Europa muss seine Taktik ändern
Und Donald Trump ist nicht allein, scheint Le Soir einzuhaken: Er wird von einer Legion treuer Anhänger getragen, inspiriert und manipuliert, die sogar noch radikaler und fanatischer sind als er. Er wird von Bürgern und Bürgerinnen angebetet, die blind jedes seiner Worte glauben. Und er kann auch auf eifrige Lehrlinge auf der ganzen Welt zählen, Lehrlinge, die immer häufiger auch in den Schaltzentralen der Macht sitzen. Um diese Bewegung aufzuhalten, wird es weit mehr brauchen als scharfe Leitartikel. Politiker, die noch an die Demokratie glauben, müssen den Blick endlich über den Tellerrand ihrer Wahlkreise richten, die großen Wirtschaftskapitäne dürfen nicht mehr alles ausblenden, was nicht direkt etwas mit ihren Bilanzen zu tun hat und die Bürger dürfen nicht mehr nur Augen für die kleinen Sorgen ihres Alltags haben. Nur so können wir dieser Gefahr für unsere Demokratien, unsere Freiheiten und unsere Zukunft entgegentreten, appelliert Le Soir.

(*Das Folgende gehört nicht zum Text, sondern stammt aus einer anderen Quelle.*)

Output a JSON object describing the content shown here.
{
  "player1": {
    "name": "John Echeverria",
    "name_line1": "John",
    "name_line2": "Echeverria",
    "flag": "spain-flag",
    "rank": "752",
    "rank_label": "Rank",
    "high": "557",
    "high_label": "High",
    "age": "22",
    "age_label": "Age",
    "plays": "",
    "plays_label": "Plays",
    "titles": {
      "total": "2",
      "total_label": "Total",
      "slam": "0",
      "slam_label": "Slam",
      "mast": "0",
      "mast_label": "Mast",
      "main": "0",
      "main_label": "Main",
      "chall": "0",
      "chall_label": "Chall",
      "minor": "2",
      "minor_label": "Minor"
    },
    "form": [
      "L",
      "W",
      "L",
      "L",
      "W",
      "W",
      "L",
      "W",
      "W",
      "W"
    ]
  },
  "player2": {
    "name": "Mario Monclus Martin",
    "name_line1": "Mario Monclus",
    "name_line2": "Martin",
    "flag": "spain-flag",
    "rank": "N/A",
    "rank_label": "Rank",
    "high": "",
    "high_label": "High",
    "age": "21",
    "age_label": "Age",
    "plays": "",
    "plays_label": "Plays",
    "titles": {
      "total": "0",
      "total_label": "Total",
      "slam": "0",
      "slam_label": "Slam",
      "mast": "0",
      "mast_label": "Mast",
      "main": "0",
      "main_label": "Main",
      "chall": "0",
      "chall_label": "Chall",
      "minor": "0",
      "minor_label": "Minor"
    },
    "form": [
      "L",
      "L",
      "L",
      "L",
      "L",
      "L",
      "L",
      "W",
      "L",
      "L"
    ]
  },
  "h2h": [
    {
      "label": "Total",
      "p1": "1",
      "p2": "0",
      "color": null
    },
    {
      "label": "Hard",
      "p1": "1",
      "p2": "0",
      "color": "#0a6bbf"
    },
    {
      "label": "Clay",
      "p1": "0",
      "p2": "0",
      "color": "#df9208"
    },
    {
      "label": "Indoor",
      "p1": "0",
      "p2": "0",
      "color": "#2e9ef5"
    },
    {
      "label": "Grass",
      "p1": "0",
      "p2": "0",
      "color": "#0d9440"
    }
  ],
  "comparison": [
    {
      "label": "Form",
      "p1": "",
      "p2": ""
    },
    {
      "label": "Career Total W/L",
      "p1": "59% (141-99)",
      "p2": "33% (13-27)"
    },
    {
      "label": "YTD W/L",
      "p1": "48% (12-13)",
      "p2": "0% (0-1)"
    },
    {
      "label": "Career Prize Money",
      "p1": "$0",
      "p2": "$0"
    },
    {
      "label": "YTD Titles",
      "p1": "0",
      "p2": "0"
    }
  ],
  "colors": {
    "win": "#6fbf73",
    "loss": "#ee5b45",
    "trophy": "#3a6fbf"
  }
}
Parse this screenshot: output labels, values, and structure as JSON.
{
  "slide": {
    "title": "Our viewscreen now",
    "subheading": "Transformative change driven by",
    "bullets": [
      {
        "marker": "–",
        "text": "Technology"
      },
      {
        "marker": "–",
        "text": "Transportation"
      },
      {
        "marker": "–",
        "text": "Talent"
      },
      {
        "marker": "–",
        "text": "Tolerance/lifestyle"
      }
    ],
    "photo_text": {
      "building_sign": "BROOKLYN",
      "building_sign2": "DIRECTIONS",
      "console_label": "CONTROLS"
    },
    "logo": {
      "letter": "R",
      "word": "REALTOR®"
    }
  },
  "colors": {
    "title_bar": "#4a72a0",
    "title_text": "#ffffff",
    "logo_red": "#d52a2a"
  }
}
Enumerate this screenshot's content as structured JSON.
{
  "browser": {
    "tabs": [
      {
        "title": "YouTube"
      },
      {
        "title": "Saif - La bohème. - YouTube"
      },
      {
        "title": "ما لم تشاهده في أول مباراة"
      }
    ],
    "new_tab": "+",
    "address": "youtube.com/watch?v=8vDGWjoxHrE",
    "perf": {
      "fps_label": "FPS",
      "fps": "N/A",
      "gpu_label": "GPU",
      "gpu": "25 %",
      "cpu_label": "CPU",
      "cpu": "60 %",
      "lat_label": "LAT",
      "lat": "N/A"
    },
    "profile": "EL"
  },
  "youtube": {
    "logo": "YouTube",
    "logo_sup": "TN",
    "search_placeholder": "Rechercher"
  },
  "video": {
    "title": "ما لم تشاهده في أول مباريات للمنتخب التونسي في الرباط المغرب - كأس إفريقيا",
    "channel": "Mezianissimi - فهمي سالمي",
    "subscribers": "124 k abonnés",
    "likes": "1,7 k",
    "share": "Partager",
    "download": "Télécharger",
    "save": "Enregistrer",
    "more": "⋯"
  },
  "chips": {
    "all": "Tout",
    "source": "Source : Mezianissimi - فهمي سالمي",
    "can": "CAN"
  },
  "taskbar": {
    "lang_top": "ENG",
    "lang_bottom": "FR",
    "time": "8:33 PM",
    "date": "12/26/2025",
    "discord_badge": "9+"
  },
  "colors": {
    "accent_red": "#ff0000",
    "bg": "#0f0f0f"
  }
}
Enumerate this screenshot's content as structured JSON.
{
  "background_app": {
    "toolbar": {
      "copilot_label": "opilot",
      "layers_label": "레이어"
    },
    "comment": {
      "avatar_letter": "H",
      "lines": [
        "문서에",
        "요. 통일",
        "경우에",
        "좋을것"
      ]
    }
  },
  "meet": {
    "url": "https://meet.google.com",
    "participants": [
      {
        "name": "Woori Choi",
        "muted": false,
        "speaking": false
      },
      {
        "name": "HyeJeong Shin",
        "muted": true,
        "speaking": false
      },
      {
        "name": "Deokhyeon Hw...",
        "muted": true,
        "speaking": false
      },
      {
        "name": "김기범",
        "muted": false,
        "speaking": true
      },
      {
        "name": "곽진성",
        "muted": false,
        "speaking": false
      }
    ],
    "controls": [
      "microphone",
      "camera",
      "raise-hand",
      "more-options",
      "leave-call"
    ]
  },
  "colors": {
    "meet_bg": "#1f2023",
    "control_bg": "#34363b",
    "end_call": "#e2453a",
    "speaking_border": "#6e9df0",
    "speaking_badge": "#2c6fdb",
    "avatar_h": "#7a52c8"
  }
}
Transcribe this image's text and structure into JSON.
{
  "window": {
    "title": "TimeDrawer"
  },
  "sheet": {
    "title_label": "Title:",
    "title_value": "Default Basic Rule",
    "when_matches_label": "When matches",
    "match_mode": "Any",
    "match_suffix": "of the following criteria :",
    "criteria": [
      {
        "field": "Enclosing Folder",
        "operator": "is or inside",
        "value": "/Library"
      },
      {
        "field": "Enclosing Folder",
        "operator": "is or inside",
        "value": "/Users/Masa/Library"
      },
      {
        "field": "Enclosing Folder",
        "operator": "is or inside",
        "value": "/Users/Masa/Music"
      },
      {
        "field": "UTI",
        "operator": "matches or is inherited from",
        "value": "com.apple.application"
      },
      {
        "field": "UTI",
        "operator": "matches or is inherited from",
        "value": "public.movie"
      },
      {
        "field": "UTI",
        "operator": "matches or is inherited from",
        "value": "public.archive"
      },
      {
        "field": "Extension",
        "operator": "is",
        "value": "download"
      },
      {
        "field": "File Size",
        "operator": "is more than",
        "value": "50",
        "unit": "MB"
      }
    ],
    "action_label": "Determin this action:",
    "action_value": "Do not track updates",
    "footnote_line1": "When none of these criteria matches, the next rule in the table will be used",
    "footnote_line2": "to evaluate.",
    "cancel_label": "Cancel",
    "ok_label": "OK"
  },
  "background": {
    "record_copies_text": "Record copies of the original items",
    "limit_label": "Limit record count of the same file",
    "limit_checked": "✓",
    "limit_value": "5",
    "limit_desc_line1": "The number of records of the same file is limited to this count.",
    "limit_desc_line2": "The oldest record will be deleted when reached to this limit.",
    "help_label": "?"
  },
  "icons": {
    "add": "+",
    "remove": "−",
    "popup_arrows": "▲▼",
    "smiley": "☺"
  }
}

Diese nie dagewesene Tirade gegen unsere Werte und Politik zeigt, dass Europa seine Taktik Trump gegenüber ändern muss, unterstreicht Het Nieuwsblad. Das ständige Umgarnen hat nichts an Trumps Feindseligkeit Europa gegenüber verändert, die "Daddy"-Herangehensweise von Nato-Chef Mark Rutte auch nicht, genauso wenig wie das auf die Knie gehen von Ursula von der Leyen beim Handelsabkommen oder der wahrhaft royale Empfang in Großbritannien. Im Gegenteil: Es hat Trump ermutigt, noch dreister zu werden, offenbar hält er sich nicht mehr nur für den Präsidenten der USA, sondern auch Europas. Die Reaktion der Europäischen Union muss jetzt hart und deutlich sein: "Kümmer dich um deinen eigenen Kram!", fordert Het Nieuwsblad.